The Grumpy Vegan enjoys reading authors whose work he simultaneously agrees and disagrees with. It challenges ones thinking. George Monbiot is one of those writers as is Andrew Sullivan. Madeline Bunting is another.
Recently, Monbiot wrote a column in The Guardian, “This great free-market experiment is more like a corporate welfare scheme,” that I particularly liked. Here’s the beginning:
After my column last week, several people wrote to point out that the neoliberal project – which demands a minimal state and maximum corporate freedom – actually relies on constant government support. They are, of course, quite right. The current financial crisis, caused by a failure to regulate financial services properly, is being postponed by government bail-outs. The US federal reserve has reduced its lending rate to the commercial banks, while the Bundesbank organised a €3.5bn rescue of the lending company IKB. This happens whenever the banks suffer the consequences of the freedom they demand.
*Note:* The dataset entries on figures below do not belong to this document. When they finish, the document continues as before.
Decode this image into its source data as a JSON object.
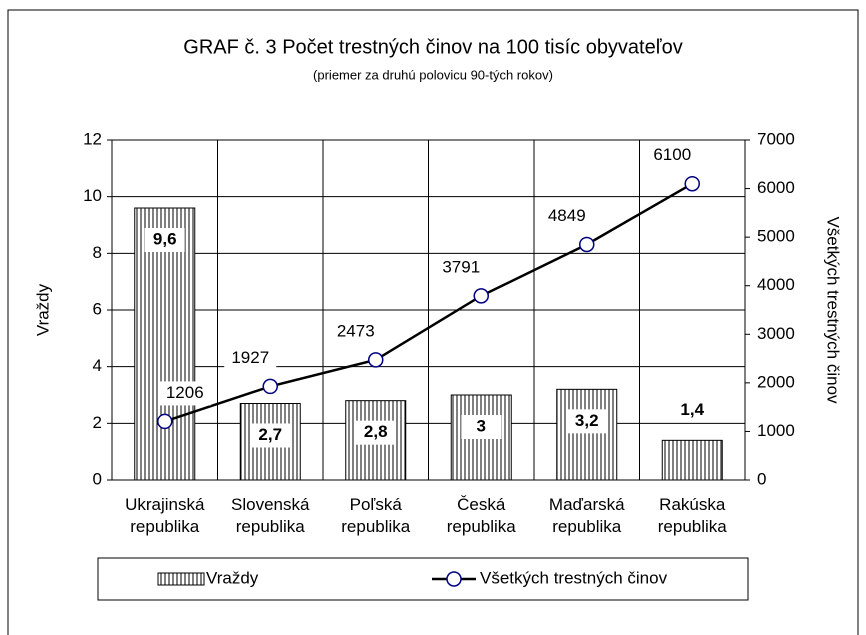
{
  "chart_data": {
    "type": "bar_line",
    "title": "GRAF č. 3   Počet trestných činov na 100 tisíc obyvateľov",
    "subtitle": "(priemer za druhú polovicu 90-tých rokov)",
    "y_label": "Vraždy",
    "y2_label": "Všetkých trestných činov",
    "categories": [
      "Ukrajinská republika",
      "Slovenská republika",
      "Poľská republika",
      "Česká republika",
      "Maďarská republika",
      "Rakúska republika"
    ],
    "series": [
      {
        "name": "Vraždy",
        "type": "bar",
        "color": "#000000",
        "values": [
          9.6,
          2.7,
          2.8,
          3,
          3.2,
          1.4
        ],
        "value_labels": [
          "9,6",
          "2,7",
          "2,8",
          "3",
          "3,2",
          "1,4"
        ]
      },
      {
        "name": "Všetkých trestných činov",
        "type": "line",
        "axis": "y2",
        "color": "#000000",
        "marker_color": "#000080",
        "values": [
          1206,
          1927,
          2473,
          3791,
          4849,
          6100
        ]
      }
    ],
    "ylim": [
      0,
      12
    ],
    "yticks": [
      0,
      2,
      4,
      6,
      8,
      10,
      12
    ],
    "y2lim": [
      0,
      7000
    ],
    "y2ticks": [
      0,
      1000,
      2000,
      3000,
      4000,
      5000,
      6000,
      7000
    ],
    "grid": true
  }
}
But over the past week an even starker example has emerged.
In Britain the split loyalties of the major political parties have created a hybrid system of public provision. If it left public services intact, the party in power would be roasted by the corporate media, but if it attempted full-scale privatisation, it would be booted out of office. So the last Conservative government devised a plan that would keep both sides if not exactly happy, then at least totally bewildered. They called it the private finance initiative, or PFI. Corporations would build and run our schools, hospitals, roads and prisons, and rent them to the state. This, the Tories maintained, would enable costs to be cut, while ensuring that public services remained free of charge.
At first Labour opposed this scheme. Alistair Darling warned in opposition that “apparent savings now could be countered by the formidable commitment on revenue expenditure in years to come”. But as the 1997 election approached, Labour sought to prove that it was more sympathetic to business than the Tories were. Two months after the party took office, the health secretary, Alan Milburn, announced that “when there is a limited amount of public-sector capital available, as there is, it’s PFI or bust”. From then on, the only money the NHS could rely on for capital projects belonged to the private sector.